Tariff costs were added to the sales price of imports. Therefore, import buying consumers paid the tariffs. Most imports ended up being sold in the South. They were, in fact, ultimately paying the tariff taxes by buying imports.
Morrill tariff was about to double the tariffs.....big inflation for Southern yeoman farmers, and a primary reason for secession.
More importantly, who had the power to initiate war in April of 1861?
Lincoln was informed that since secession, tariff revenue had dropped substantially.
He then sent the Navy to Charleston and Pensacola to force compliance.
“Morrill tariff was about to double the tariffs.”
Had the Senators from the seceding Southern States remained in Congress, along with some of the Northern Democrat Senators, they would have been able to block the Morrill tariff legislation.
In 1860 Howell Cobb, the Secretary of Treasury, reported the U.S. Treasury had only 500,000 dollars. With several million dollars of debts to be paid, the U.S. was technically bankrupt. This was the impetus for the Morrill tariff legislation.
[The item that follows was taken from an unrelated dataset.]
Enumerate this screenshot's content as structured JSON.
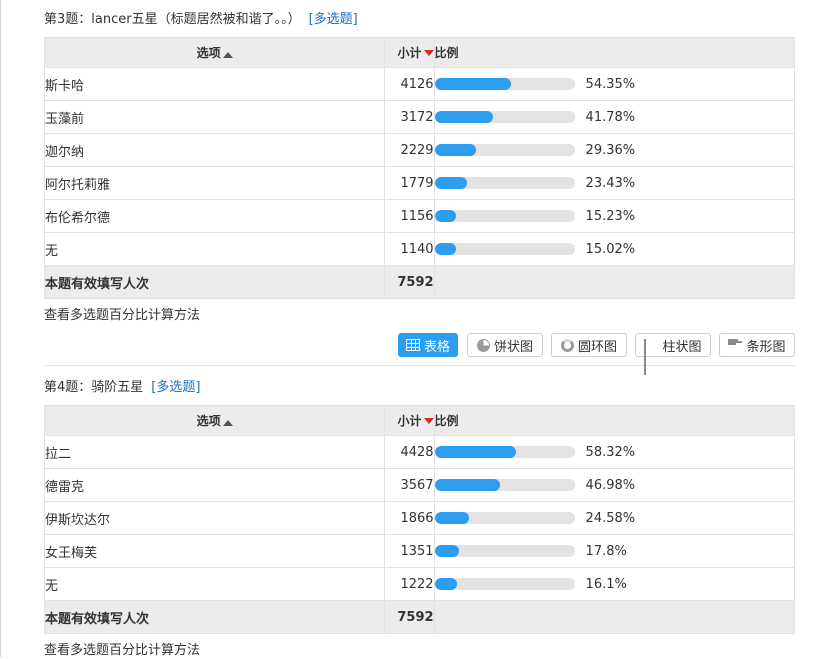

The population of the North in 1860 was 22 million. The population of the South was 9 million, including 3.5 million slaves. 5.5 million free people weren't going to outspend 22 million free people, especially if those 5.5 million were mostly rural and the 22 million lived together in cities. There was more industry in the North and business also imported machinery necessary for production. There were only so many crystal chandeliers and Paris gowns that plantation owners could buy. So no, most imports weren't sold in the South.